We are at a turning point in history. The extraordinary pontificate of John Paul II is drawing many souls back to God, and even some nations to reflection on the moral absolutes and the meaning of man. The Church has all the resources necessary to restore man to his sense of purpose and identity. Yet, in the exercise of the ecclesial life of the West a kind of schizophrenia continues: we pay lip service to the Truth, and go on to do what we feel like. We say “Yes” and do “No,” but cushion the disobedience with subtly nuanced theology. The magisterial authority of the teaching Church is ignored while near-infallibility is conferred upon academic experts and committees.

Crucial choices have arrived and more are approaching. The abortion and euthanasia issues are the most ugly of these crises, but they are symptoms of something much deeper. We face a situation similar to the crisis which Christian Germany reached when the National Socialists enacted the racial laws, when state-sanctioned evil was funded by a large number of its citizenry who regarded the acts they were paying for through taxes to be crimes. Is this acceptable merely because the state or that elusive “voice of the people” has decided that the Jew or the pre-birth child is not quite human? And in a few short years will the orthodox Catholic or Christian be considered “an enemy of the people?” And will the family which fails to conform to state-defined notions of health be categorized as “dysfunctional,” and thus undeserving of custody of their children? If we should wake up some morning to find that a massive infrastructure of Conditioners is proceeding with the reconditioning of society—in the name of the people, in the name of the family, in the name of the child—who then will judge the State, and who will judge the people? Will we look back upon the present as the last brief period in which it was still possible to reverse the tide?

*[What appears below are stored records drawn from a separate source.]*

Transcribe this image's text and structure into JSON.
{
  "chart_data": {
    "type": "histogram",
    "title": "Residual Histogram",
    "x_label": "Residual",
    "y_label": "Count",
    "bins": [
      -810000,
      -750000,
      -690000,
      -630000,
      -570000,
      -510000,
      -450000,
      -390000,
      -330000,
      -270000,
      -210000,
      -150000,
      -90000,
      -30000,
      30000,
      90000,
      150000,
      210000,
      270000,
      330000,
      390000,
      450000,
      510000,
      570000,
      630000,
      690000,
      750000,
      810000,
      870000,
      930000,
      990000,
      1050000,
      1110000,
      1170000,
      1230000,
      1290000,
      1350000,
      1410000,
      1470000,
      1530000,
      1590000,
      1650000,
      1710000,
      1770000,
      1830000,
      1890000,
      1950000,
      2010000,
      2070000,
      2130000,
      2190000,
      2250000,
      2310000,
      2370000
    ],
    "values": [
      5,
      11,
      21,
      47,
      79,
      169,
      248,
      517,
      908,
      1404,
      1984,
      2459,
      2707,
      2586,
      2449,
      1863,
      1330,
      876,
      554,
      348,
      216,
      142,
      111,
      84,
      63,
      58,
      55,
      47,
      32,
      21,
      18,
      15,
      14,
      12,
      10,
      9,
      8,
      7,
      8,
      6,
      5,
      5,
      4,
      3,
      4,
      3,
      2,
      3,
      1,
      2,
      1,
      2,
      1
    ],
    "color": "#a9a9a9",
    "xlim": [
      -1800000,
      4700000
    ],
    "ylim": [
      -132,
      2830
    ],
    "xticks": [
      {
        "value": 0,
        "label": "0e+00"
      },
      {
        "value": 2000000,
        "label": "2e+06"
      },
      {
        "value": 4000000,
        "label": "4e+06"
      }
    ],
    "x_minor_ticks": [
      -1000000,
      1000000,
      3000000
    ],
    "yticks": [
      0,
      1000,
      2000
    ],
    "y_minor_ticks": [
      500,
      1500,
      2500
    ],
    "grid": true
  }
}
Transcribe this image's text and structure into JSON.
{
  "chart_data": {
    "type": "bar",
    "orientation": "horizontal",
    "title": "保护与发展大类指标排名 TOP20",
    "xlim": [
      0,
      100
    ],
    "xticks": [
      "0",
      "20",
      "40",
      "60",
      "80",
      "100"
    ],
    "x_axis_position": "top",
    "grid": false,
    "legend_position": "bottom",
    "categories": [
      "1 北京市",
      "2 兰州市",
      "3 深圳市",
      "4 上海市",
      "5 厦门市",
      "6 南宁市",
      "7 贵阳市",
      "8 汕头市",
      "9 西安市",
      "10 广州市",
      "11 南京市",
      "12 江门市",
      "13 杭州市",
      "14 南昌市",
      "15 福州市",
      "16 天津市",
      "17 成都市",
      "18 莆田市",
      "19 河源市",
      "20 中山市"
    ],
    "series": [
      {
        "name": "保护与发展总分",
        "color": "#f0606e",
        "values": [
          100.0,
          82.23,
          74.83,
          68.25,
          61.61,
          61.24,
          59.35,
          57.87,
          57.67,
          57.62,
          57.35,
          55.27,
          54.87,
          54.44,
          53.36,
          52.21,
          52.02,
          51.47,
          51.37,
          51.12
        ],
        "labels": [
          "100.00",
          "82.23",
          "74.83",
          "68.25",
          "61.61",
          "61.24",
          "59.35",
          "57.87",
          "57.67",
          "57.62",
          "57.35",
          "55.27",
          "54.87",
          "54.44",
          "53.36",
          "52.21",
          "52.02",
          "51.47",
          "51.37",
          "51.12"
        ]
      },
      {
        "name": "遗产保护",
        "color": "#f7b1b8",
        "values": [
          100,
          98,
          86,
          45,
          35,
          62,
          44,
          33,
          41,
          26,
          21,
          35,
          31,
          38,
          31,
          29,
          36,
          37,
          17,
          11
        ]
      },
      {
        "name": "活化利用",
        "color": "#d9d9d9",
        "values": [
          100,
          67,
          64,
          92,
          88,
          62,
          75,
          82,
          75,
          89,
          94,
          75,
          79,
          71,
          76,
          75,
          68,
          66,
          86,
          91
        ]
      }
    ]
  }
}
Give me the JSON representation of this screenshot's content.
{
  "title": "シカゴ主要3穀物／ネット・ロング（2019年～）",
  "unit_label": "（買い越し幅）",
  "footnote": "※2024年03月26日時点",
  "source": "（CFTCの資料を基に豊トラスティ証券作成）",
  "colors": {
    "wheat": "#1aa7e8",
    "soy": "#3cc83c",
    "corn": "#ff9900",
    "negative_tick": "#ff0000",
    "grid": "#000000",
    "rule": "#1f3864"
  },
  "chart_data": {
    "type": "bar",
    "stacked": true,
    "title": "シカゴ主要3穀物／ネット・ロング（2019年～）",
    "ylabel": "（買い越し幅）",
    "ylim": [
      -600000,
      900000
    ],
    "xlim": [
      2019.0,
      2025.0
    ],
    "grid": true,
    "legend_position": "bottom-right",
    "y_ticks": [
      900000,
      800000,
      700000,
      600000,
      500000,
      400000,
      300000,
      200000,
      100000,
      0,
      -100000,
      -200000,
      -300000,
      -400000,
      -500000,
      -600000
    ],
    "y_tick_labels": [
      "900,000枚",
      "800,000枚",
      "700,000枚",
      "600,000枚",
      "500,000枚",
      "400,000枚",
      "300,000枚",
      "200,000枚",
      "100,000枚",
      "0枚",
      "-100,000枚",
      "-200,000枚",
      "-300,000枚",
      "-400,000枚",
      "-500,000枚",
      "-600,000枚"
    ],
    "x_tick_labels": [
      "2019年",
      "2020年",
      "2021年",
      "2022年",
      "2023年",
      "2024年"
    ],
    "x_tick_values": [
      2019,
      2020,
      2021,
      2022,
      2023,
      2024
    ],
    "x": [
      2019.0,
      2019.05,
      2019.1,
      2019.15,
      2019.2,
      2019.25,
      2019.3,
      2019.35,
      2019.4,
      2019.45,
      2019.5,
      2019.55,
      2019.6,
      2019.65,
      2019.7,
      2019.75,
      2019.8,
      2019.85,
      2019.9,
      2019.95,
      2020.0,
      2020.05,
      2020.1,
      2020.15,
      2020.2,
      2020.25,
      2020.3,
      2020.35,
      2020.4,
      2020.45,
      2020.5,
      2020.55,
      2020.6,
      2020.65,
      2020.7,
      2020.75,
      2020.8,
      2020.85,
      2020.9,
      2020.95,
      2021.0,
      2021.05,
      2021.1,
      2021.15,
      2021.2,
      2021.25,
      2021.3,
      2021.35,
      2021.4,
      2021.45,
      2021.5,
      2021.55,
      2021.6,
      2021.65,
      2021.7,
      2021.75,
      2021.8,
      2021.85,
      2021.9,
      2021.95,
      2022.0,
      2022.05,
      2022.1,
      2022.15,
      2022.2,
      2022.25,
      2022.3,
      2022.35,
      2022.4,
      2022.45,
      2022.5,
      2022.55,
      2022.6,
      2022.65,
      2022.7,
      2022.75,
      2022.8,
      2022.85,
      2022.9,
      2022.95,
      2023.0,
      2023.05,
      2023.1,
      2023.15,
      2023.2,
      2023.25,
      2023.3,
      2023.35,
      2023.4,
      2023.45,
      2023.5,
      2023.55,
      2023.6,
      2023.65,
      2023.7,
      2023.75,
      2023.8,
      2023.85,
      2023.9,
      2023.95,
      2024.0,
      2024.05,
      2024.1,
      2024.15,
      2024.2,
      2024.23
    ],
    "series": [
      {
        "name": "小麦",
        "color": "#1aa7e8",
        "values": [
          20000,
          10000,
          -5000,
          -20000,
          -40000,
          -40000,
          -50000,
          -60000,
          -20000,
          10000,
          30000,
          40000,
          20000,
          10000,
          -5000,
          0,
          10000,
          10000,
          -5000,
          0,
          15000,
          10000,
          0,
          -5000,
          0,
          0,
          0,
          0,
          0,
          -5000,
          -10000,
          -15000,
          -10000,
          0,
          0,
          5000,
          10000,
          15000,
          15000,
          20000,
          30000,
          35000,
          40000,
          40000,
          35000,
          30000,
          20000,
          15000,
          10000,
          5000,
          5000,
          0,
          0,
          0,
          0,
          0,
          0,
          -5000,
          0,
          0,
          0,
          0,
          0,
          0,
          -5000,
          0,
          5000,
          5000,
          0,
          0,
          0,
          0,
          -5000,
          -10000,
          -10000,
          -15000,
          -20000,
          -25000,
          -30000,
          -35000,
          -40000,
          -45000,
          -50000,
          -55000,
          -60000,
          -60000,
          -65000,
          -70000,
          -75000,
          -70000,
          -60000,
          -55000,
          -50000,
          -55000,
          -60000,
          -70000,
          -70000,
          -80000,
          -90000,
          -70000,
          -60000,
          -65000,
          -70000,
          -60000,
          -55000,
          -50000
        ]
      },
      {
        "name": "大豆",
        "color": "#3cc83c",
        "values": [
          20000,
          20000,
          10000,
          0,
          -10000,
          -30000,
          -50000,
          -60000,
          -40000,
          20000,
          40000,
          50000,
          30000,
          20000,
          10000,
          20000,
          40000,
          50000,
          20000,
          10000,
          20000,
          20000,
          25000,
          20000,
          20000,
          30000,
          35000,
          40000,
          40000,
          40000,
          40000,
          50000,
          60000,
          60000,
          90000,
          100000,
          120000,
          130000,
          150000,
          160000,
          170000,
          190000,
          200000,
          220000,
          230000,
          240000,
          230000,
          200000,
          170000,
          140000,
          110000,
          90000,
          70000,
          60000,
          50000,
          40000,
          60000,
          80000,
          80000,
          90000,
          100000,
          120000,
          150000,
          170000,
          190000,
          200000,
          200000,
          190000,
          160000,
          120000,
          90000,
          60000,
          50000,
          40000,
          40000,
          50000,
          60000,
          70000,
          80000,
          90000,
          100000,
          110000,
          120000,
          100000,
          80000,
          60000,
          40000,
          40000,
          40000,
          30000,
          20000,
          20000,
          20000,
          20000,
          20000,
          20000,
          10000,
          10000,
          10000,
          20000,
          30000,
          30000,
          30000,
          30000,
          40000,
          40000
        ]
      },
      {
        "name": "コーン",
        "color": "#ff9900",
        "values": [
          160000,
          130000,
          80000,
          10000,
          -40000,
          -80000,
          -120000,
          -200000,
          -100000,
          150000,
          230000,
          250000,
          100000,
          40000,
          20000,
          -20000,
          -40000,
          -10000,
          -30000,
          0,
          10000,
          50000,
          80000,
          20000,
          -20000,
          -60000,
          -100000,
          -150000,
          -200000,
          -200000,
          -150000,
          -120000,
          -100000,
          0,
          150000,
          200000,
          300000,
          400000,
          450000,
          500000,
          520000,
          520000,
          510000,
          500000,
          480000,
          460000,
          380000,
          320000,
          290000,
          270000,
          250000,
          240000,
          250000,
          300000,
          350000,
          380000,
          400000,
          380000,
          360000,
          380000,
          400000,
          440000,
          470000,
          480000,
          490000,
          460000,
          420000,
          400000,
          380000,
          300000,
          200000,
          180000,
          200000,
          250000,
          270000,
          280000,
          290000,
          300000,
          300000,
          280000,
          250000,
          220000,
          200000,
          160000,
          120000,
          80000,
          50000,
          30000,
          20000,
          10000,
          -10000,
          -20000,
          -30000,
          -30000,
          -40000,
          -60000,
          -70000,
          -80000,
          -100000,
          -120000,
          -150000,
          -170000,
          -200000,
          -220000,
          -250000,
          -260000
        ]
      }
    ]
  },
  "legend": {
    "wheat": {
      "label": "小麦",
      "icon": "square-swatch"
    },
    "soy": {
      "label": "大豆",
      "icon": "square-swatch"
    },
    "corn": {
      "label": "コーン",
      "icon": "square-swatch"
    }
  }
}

Is this a paranoiac nightmare or the shape of the world materializing under our very eyes? The objective signs should be sufficient to at least raise the necessary questions. Our pogroms and our crystalnachts are hidden away in clinics and hospitals. The people of the West are a nice people. An idealistic people. But note carefully the public rhetoric, note how the destruction of a child, the violation of conscience, the undermining of personal responsibility, the steady elimination of diversity, are lauded as steps in the protection of rights and freedoms. Have we reached that point to which Dawson, Pieper, Huxley, and Belloc referred? If it is true that rhetoric about freedom and democracy proliferates as the real thing declines, then the Western world has entered a period of institutionalized unreality.